I'm Paul Pearson! Ace interviewer! Unflappable inquisitor! I've run my fine-tooth comb of TRUTH across Adele, Miranda Lambert, Noel Gallagher, Dierks Bentley, Tori Amos, The New York Dolls, Adam West and Erik Estrada!* Just look at some of the questions that have actually come out of my mouth and hit these artists directly in their faces:
  • "The album begins in Ireland with the Celtic tradition, and references the ogham tree language. 'Cactus Practice' cites Aztecan mythology and shamanism. You could even say the sea passages refer to Norse mythology. Was it a conscious decision to draw from various mythologies, or was that a coincidence in service to the story?"

  • "I sense a real poignancy in those songs, behind all the specific detail you use. Do people ever miss the emotional aspect of your work?"

  • "Seriously, though, how did you discover hip hop?"

  • "Where do you keep the grunge?" 

  • "So tell me -- who are the real Archie and Jughead?"

  • "Could you say something nasty about (name redacted)?"

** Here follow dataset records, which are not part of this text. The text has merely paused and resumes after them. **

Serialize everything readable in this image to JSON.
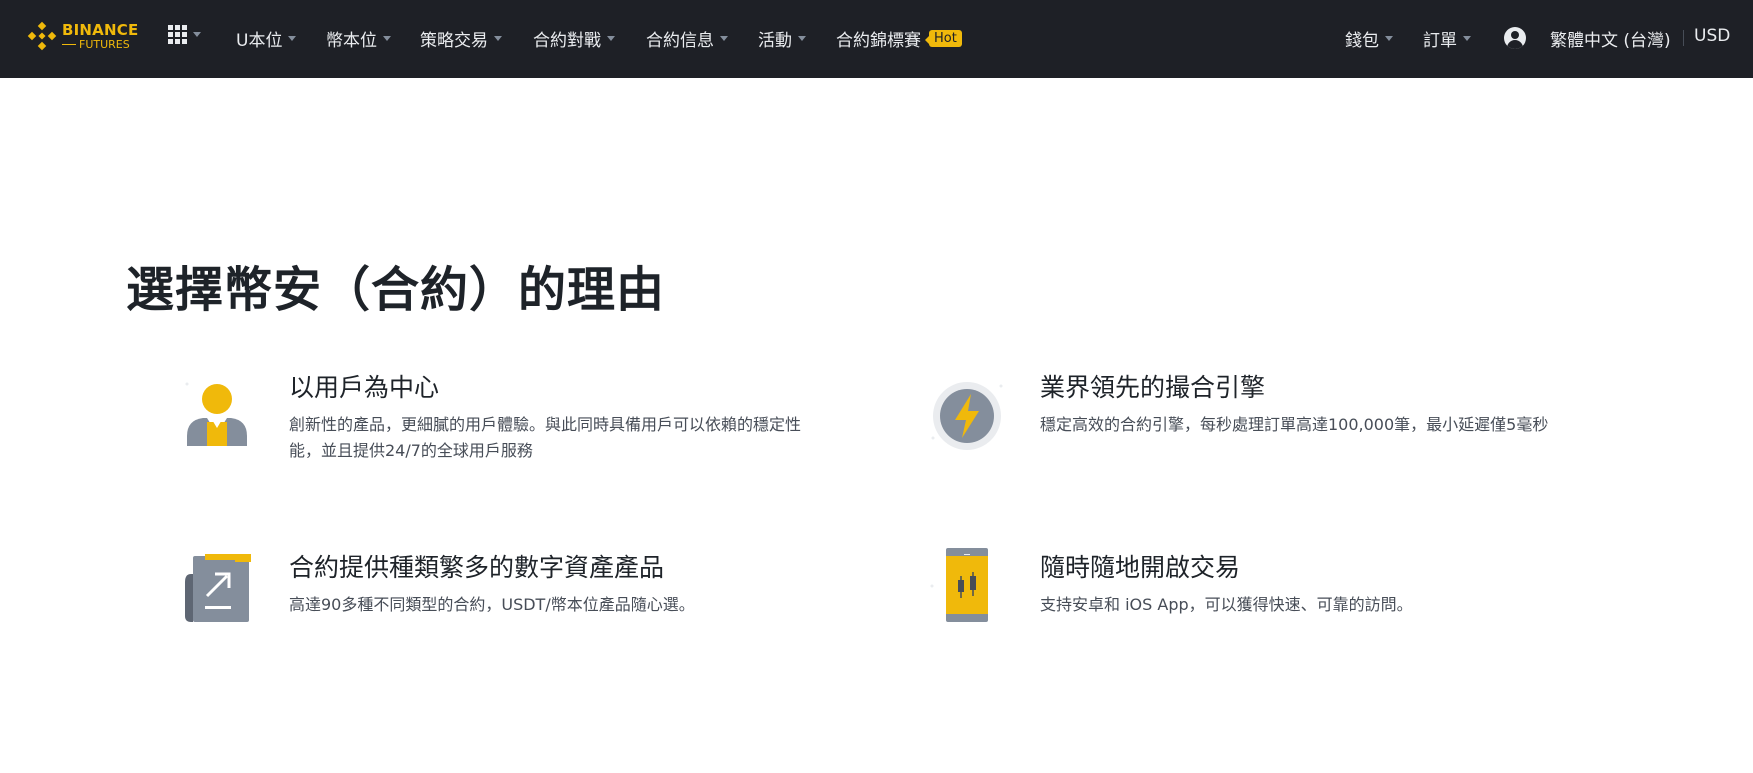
{
  "header": {
    "logo_line1": "BINANCE",
    "logo_line2": "FUTURES",
    "nav": [
      {
        "label": "U本位"
      },
      {
        "label": "幣本位"
      },
      {
        "label": "策略交易"
      },
      {
        "label": "合約對戰"
      },
      {
        "label": "合約信息"
      },
      {
        "label": "活動"
      },
      {
        "label": "合約錦標賽",
        "badge": "Hot"
      }
    ],
    "right": {
      "wallet": "錢包",
      "orders": "訂單",
      "language": "繁體中文 (台灣)",
      "currency": "USD"
    }
  },
  "main": {
    "headline": "選擇幣安（合約）的理由",
    "features": [
      {
        "icon": "user-center-icon",
        "title": "以用戶為中心",
        "desc": "創新性的產品，更細膩的用戶體驗。與此同時具備用戶可以依賴的穩定性能，並且提供24/7的全球用戶服務"
      },
      {
        "icon": "lightning-engine-icon",
        "title": "業界領先的撮合引擎",
        "desc": "穩定高效的合約引擎，每秒處理訂單高達100,000筆，最小延遲僅5毫秒"
      },
      {
        "icon": "document-trend-icon",
        "title": "合約提供種類繁多的數字資產產品",
        "desc": "高達90多種不同類型的合約，USDT/幣本位產品隨心選。"
      },
      {
        "icon": "mobile-chart-icon",
        "title": "隨時隨地開啟交易",
        "desc": "支持安卓和 iOS App，可以獲得快速、可靠的訪問。"
      }
    ]
  },
  "colors": {
    "brand_yellow": "#f0b90b",
    "nav_bg": "#1e2026",
    "icon_gray": "#848e9c"
  }
}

  • "Nice tie! Is that a clip-on? Boon, come check this out!"
You can't just find penetrating, inquiring questions like that lying around in the bottom of Gina Arnold's beret trunk! You need a live person, called upon by the guardians of music to codify, arrange, detect, blather about and only mildly insult popular music's most beloved music-making persons! You need no less than The Most Talented Music Writer On The Internet!

(...oh, come on, man, Lester Bangs is dead. I don't see how you could even think I'm talking about him.)

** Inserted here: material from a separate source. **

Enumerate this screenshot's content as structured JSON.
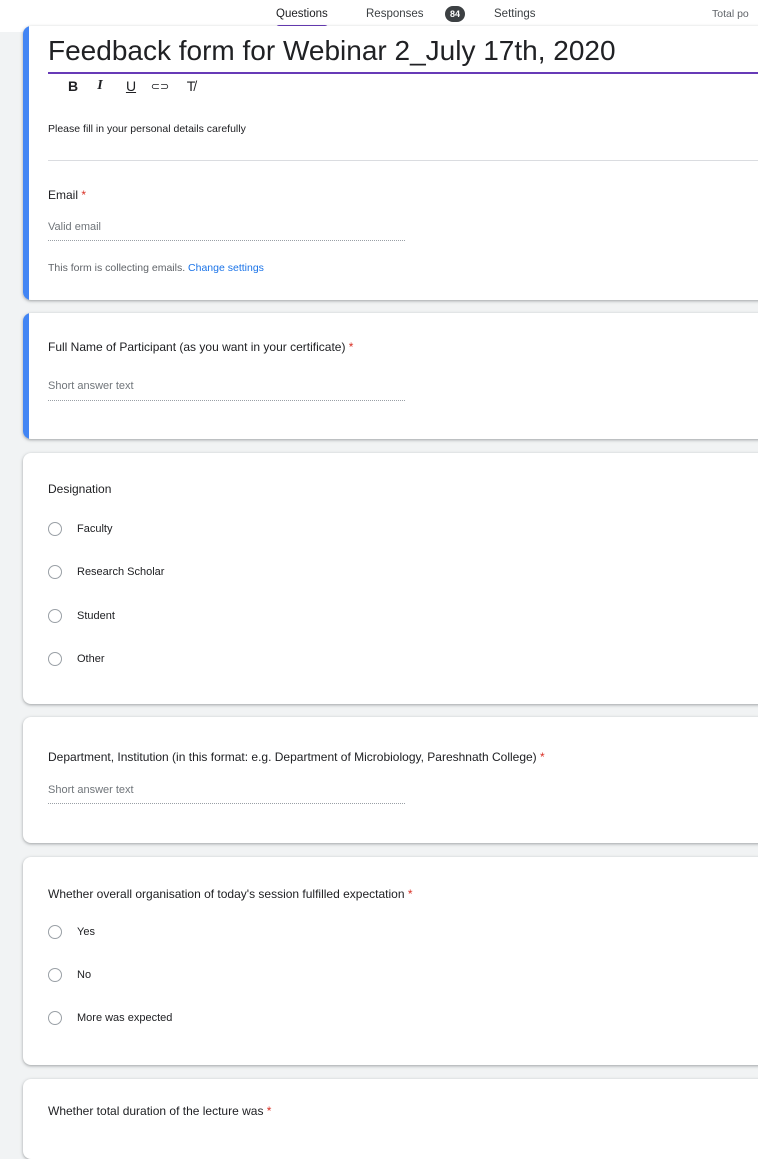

You know the dirty secret about music reviewers? They don't care! When you send them a new CD to listen to they throw the case away and try to turn the disc into a piece of ironic jewelry! When you send them mp3's they just hack them into anime porn! When you give them tickets to a live show they just trade them for anti-depressants or personal services! When you send them artist biographies they get confused and re-gift them to their moms!

But not Paul Pearson! I treat each and every item of schwag you send me like it was a golden ticket. Sometimes I actually have priests come in and consecrate them so their immortal import will not be lost upon me. And only after I am sure I have supped each nuance from the total experience will I deign to even put ball-point to parchment.**

Why do I do this? Because it's my sacrosanct duty as the one, the only, The Most Versatile Music Writer On The Internet!

(Dude, Frank Rich doesn't even cover music. Are you serious?)

So remember: If you need whiz-bang, smacking good music coverage, if you have a bunch of albums that you can't sell to Amoeba until someone's heard them, if you have a long list of artists dying to unburden themselves about guitar tech or medium-strength hallucinogens, if you need an attuned, highly developed and sophisticated analyzer to review Weird Al's state fair show, then you know what  you need to do --


* I actually have interviewed all these people.

** Well, sometimes I duck out at the encore, but it's just to beat the traffic.